JOHN CALE'S "VINTAGE VIOLENCE"



I got out of work a bit early & had some time to kill before picking up the girlfriend, so I figured I'd go give the fine folks at Pure Pop a bit more of my hard-earned cash.

I've been on a big experimental music kick lately, so I went and browsed the "Avant-Garde/Experimental" section. I happened upon the John Cale albums and seeing as I'm a big VU fan and I love the "New York in the 60's" box set I picked up earlier this year, I was surprised that I'd never heard his first official solo release, "Vintage Violence".

I bought the album & popped it in my car CD player, waiting for the bipolar mix of abrasive screeching and bassy drones that were Cale's calling card during his late 60's/early 70's work.

Only a few seconds into the first track, I had to eject the CD and make sure it was the right disc. Yup, John Cale. I popped it back in. The first song, "Hello There" sounded like a Welshman doing a cover of a White Album outtake. The second song threw me off even more--what the hell is this country slide guitar doing on here?

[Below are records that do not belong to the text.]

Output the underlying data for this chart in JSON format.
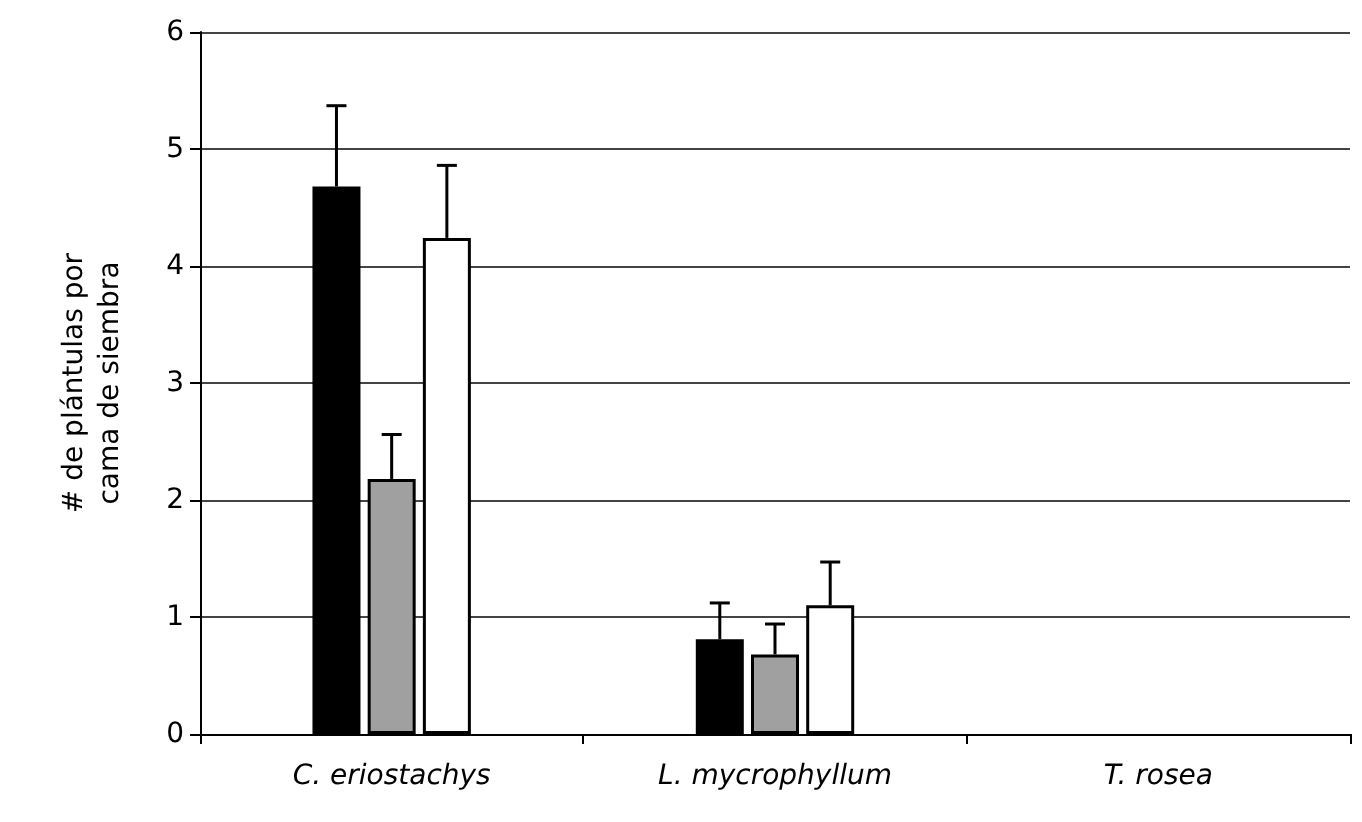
{
  "chart_data": {
    "type": "bar",
    "ylabel": "# de plántulas por\ncama de siembra",
    "categories": [
      "C. eriostachys",
      "L. mycrophyllum",
      "T. rosea"
    ],
    "series": [
      {
        "color": "#000000",
        "values": [
          4.68,
          0.81,
          0
        ],
        "errors": [
          [
            4.68,
            5.37
          ],
          [
            0.81,
            1.12
          ],
          null
        ]
      },
      {
        "color": "#a0a0a0",
        "values": [
          2.18,
          0.68,
          0
        ],
        "errors": [
          [
            2.18,
            2.56
          ],
          [
            0.68,
            0.94
          ],
          null
        ]
      },
      {
        "color": "#ffffff",
        "values": [
          4.24,
          1.1,
          0
        ],
        "errors": [
          [
            4.24,
            4.86
          ],
          [
            1.1,
            1.47
          ],
          null
        ]
      }
    ],
    "ylim": [
      0,
      6
    ],
    "yticks": [
      0,
      1,
      2,
      3,
      4,
      5,
      6
    ],
    "grid": "y"
  }
}
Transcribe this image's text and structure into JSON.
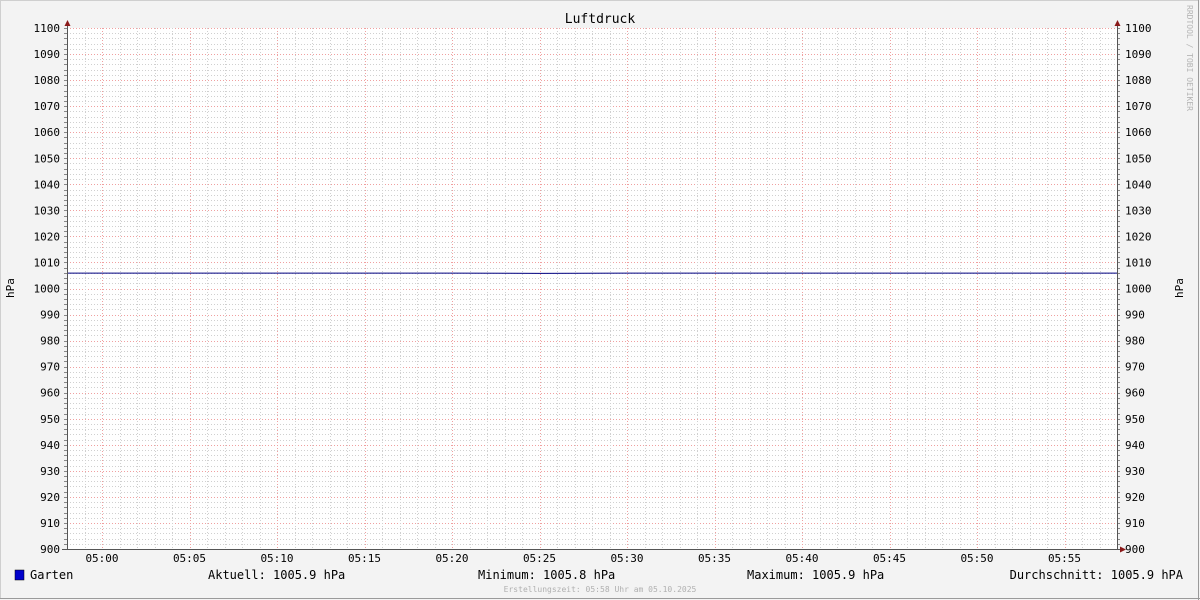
{
  "chart_data": {
    "type": "line",
    "title": "Luftdruck",
    "ylabel": "hPa",
    "ylabel_right": "hPa",
    "ylim": [
      900,
      1100
    ],
    "xlim": [
      "04:58",
      "05:58"
    ],
    "y_ticks": [
      "900",
      "910",
      "920",
      "930",
      "940",
      "950",
      "960",
      "970",
      "980",
      "990",
      "1000",
      "1010",
      "1020",
      "1030",
      "1040",
      "1050",
      "1060",
      "1070",
      "1080",
      "1090",
      "1100"
    ],
    "x_ticks": [
      "05:00",
      "05:05",
      "05:10",
      "05:15",
      "05:20",
      "05:25",
      "05:30",
      "05:35",
      "05:40",
      "05:45",
      "05:50",
      "05:55"
    ],
    "grid": true,
    "watermark": "RRDTOOL / TOBI OETIKER",
    "series": [
      {
        "name": "Garten",
        "color": "#000080",
        "legend_color": "#0000cc",
        "x": [
          "04:58",
          "05:05",
          "05:10",
          "05:15",
          "05:20",
          "05:25",
          "05:30",
          "05:35",
          "05:40",
          "05:45",
          "05:50",
          "05:55",
          "05:58"
        ],
        "values": [
          1005.9,
          1005.9,
          1005.9,
          1005.9,
          1005.9,
          1005.8,
          1005.9,
          1005.9,
          1005.9,
          1005.9,
          1005.9,
          1005.9,
          1005.9
        ]
      }
    ],
    "legend": {
      "name": "Garten",
      "current": "Aktuell: 1005.9 hPa",
      "minimum": "Minimum: 1005.8 hPa",
      "maximum": "Maximum: 1005.9 hPa",
      "average": "Durchschnitt: 1005.9 hPA"
    },
    "footer": "Erstellungszeit: 05:58 Uhr am 05.10.2025"
  }
}
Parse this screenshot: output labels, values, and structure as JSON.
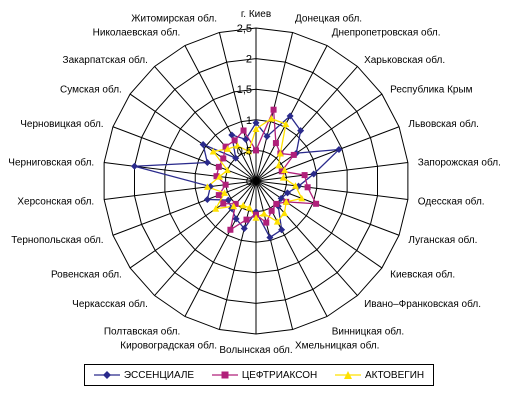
{
  "chart_data": {
    "type": "radar",
    "title": "",
    "rmax": 2.5,
    "ticks": [
      {
        "value": 0,
        "label": "0"
      },
      {
        "value": 0.5,
        "label": "0,5"
      },
      {
        "value": 1,
        "label": "1"
      },
      {
        "value": 1.5,
        "label": "1,5"
      },
      {
        "value": 2,
        "label": "2"
      },
      {
        "value": 2.5,
        "label": "2,5"
      }
    ],
    "grid": true,
    "legend_position": "bottom",
    "categories": [
      "г. Киев",
      "Донецкая обл.",
      "Днепропетровская обл.",
      "Харьковская обл.",
      "Республика Крым",
      "Львовская обл.",
      "Запорожская обл.",
      "Одесская обл.",
      "Луганская обл.",
      "Киевская обл.",
      "Ивано–Франковская обл.",
      "Винницкая обл.",
      "Хмельницкая обл.",
      "Волынская обл.",
      "Кировоградская обл.",
      "Полтавская обл.",
      "Черкасская обл.",
      "Ровенская обл.",
      "Тернопольская обл.",
      "Херсонская обл.",
      "Черниговская обл.",
      "Черновицкая обл.",
      "Сумская обл.",
      "Закарпатская обл.",
      "Николаевская обл.",
      "Житомирская обл."
    ],
    "series": [
      {
        "name": "ЭССЕНЦИАЛЕ",
        "color": "#2a2a8c",
        "marker": "diamond",
        "values": [
          0.95,
          0.75,
          1.2,
          1.1,
          0.8,
          1.45,
          0.95,
          0.7,
          0.55,
          0.5,
          0.55,
          0.9,
          0.95,
          0.5,
          0.8,
          0.7,
          0.6,
          0.55,
          0.85,
          0.75,
          2.0,
          0.85,
          1.05,
          0.5,
          0.85,
          0.7
        ]
      },
      {
        "name": "ЦЕФТРИАКСОН",
        "color": "#b0207a",
        "marker": "square",
        "values": [
          0.5,
          1.2,
          0.7,
          0.6,
          0.75,
          0.45,
          0.8,
          0.85,
          1.05,
          0.6,
          0.5,
          0.55,
          0.7,
          0.55,
          0.65,
          0.9,
          0.5,
          0.65,
          0.65,
          0.5,
          0.65,
          0.65,
          0.65,
          0.75,
          0.75,
          0.85
        ]
      },
      {
        "name": "АКТОВЕГИН",
        "color": "#ffe100",
        "marker": "triangle",
        "values": [
          0.85,
          1.05,
          1.05,
          0.6,
          0.45,
          0.5,
          0.45,
          0.65,
          0.8,
          0.6,
          0.7,
          0.75,
          0.55,
          0.6,
          0.45,
          0.45,
          0.55,
          0.8,
          0.55,
          0.8,
          0.6,
          0.5,
          0.85,
          0.7,
          0.65,
          0.5
        ]
      }
    ]
  }
}
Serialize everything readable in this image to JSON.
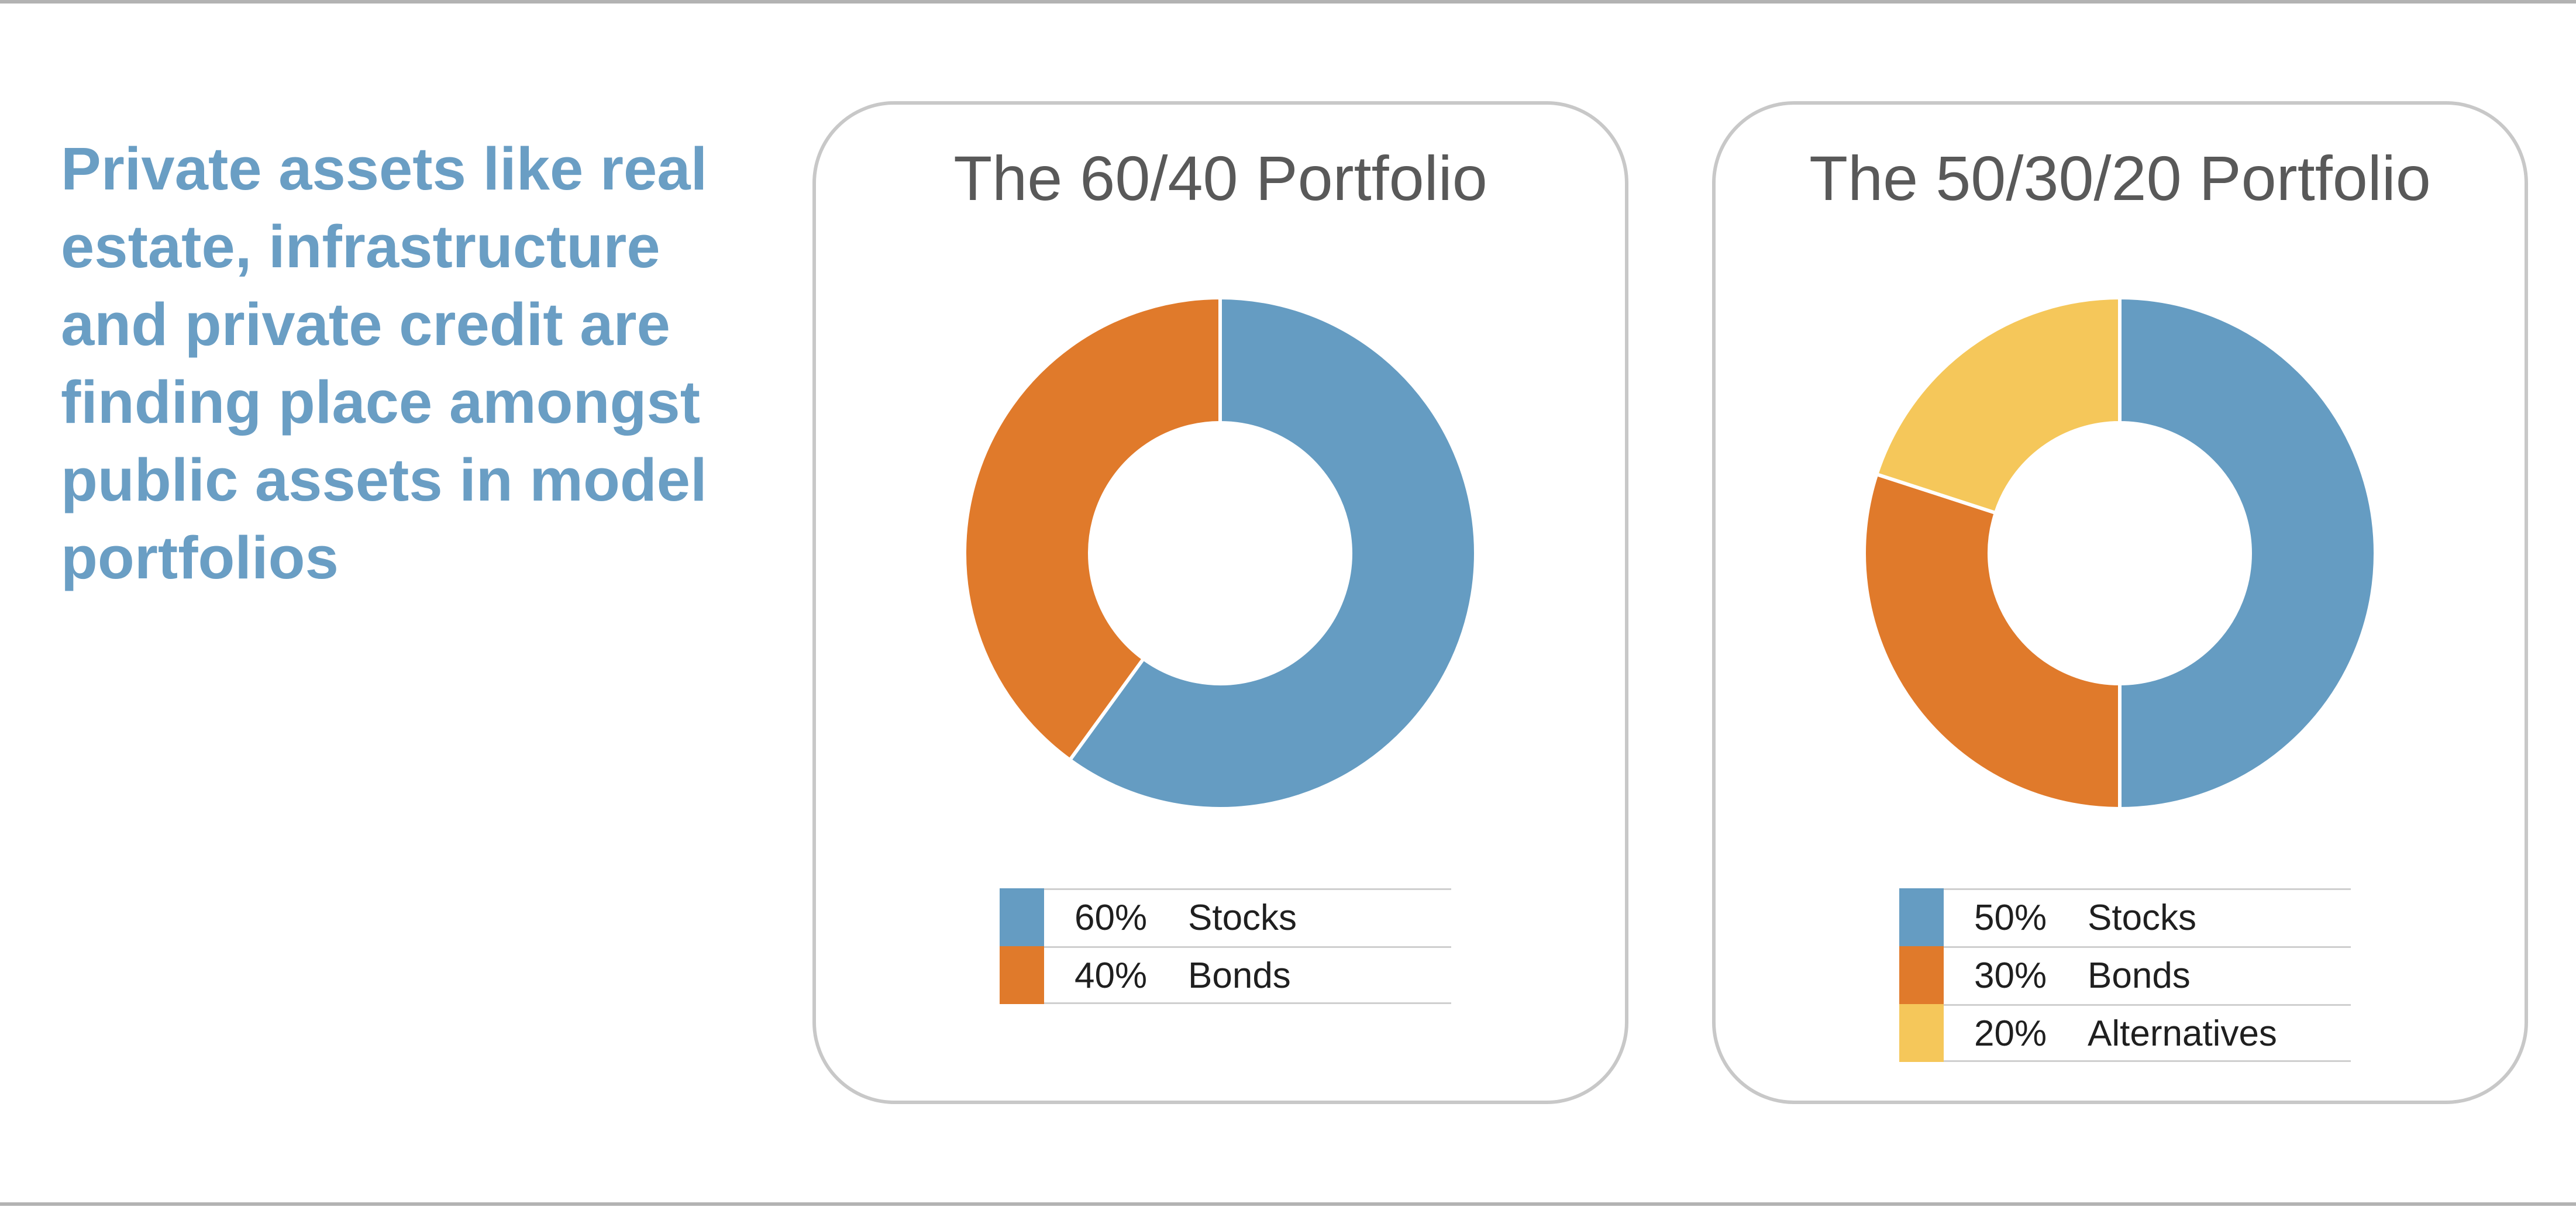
{
  "headline": "Private assets like real estate, infrastructure and private credit are finding place amongst public assets in model portfolios",
  "colors": {
    "headline": "#6a9ec4",
    "stocks": "#659cc2",
    "bonds": "#e07a2b",
    "alternatives": "#f5c75a",
    "card_border": "#c8c8c8"
  },
  "chart_data": [
    {
      "type": "pie",
      "title": "The 60/40 Portfolio",
      "categories": [
        "Stocks",
        "Bonds"
      ],
      "values": [
        60,
        40
      ],
      "percent_labels": [
        "60%",
        "40%"
      ],
      "colors": [
        "#659cc2",
        "#e07a2b"
      ],
      "donut": true,
      "start_angle": "12 o'clock",
      "direction": "clockwise",
      "legend_position": "bottom"
    },
    {
      "type": "pie",
      "title": "The 50/30/20 Portfolio",
      "categories": [
        "Stocks",
        "Bonds",
        "Alternatives"
      ],
      "values": [
        50,
        30,
        20
      ],
      "percent_labels": [
        "50%",
        "30%",
        "20%"
      ],
      "colors": [
        "#659cc2",
        "#e07a2b",
        "#f5c75a"
      ],
      "donut": true,
      "start_angle": "12 o'clock",
      "direction": "clockwise",
      "legend_position": "bottom"
    }
  ]
}
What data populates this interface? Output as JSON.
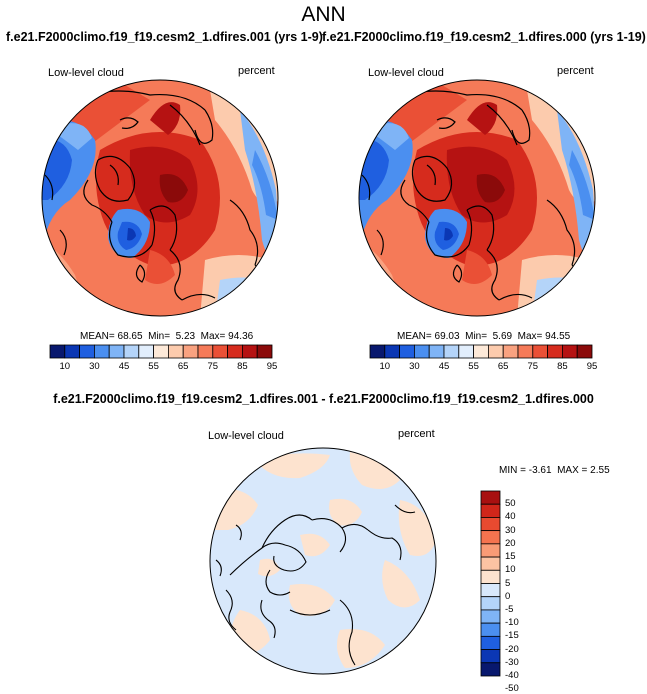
{
  "figure": {
    "title": "ANN",
    "diff_title": "f.e21.F2000climo.f19_f19.cesm2_1.dfires.001 - f.e21.F2000climo.f19_f19.cesm2_1.dfires.000"
  },
  "colors": {
    "top_levels": [
      "#08186e",
      "#0b37b4",
      "#1f5fe0",
      "#4b8ff0",
      "#7fb4f6",
      "#b4d4f9",
      "#e2eefc",
      "#fde9d8",
      "#fccbad",
      "#f9a280",
      "#f57a58",
      "#ea5036",
      "#d62b1d",
      "#b51212",
      "#8b0a0a"
    ],
    "diff_levels": [
      "#08186e",
      "#0b37b4",
      "#1f5fe0",
      "#4b8ff0",
      "#7fb4f6",
      "#b4d4f9",
      "#d8e8fb",
      "#fde3cf",
      "#fcc3a3",
      "#f99b76",
      "#f5734f",
      "#e84a30",
      "#d0261a",
      "#a81010"
    ]
  },
  "chart_data": [
    {
      "type": "heatmap",
      "projection": "north-polar-stereographic",
      "title": "f.e21.F2000climo.f19_f19.cesm2_1.dfires.001 (yrs 1-9)",
      "left_label": "Low-level cloud",
      "right_label": "percent",
      "stats": {
        "mean_label": "MEAN=",
        "mean": "68.65",
        "min_label": "Min=",
        "min": "5.23",
        "max_label": "Max=",
        "max": "94.36"
      },
      "colorbar_ticks": [
        "10",
        "30",
        "45",
        "55",
        "65",
        "75",
        "85",
        "95"
      ]
    },
    {
      "type": "heatmap",
      "projection": "north-polar-stereographic",
      "title": "f.e21.F2000climo.f19_f19.cesm2_1.dfires.000 (yrs 1-19)",
      "left_label": "Low-level cloud",
      "right_label": "percent",
      "stats": {
        "mean_label": "MEAN=",
        "mean": "69.03",
        "min_label": "Min=",
        "min": "5.69",
        "max_label": "Max=",
        "max": "94.55"
      },
      "colorbar_ticks": [
        "10",
        "30",
        "45",
        "55",
        "65",
        "75",
        "85",
        "95"
      ]
    },
    {
      "type": "heatmap",
      "projection": "north-polar-stereographic",
      "title": "",
      "left_label": "Low-level cloud",
      "right_label": "percent",
      "stats": {
        "min_label": "MIN =",
        "min": "-3.61",
        "max_label": "MAX =",
        "max": "2.55"
      },
      "colorbar_ticks": [
        "50",
        "40",
        "30",
        "20",
        "15",
        "10",
        "5",
        "0",
        "-5",
        "-10",
        "-15",
        "-20",
        "-30",
        "-40",
        "-50"
      ]
    }
  ]
}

I was thoroughly confused. Everybody knows Lou Reed is the Velvet who secretely just wanted to be a pop star. Cale is the genius madman, the king of dissonance. Sure he did that great cover of Leonard Cohen's "Hallelujah" but still..what is he doing making an album that sounds like the love child of "Every Good Boy Deserves Favour" and "Tumbleweed Connection" ?

But the more I listened, the more I could appreciate it. The lyrics were cryptic and strange; the vocals were oddly detached and restrained. And if you listened carefully, you can hear some of the trademark Cale experimentation on songs like "Ghost Story" and "Please".

Some of my favorites from the album are the slower and more intimate songs, especially the beautiful "Amsterdam", but the raucous "Rolling Stones-without-the-drunken-machismo" track "Bring It On Up" is pretty good too (I would have loved to have heard The Band do a cover of this song, complete with a little Levon Helm yoddling!)

"Vintage Violence" was certainly not was I was expecting, but it was by no means an unpleasant surprise.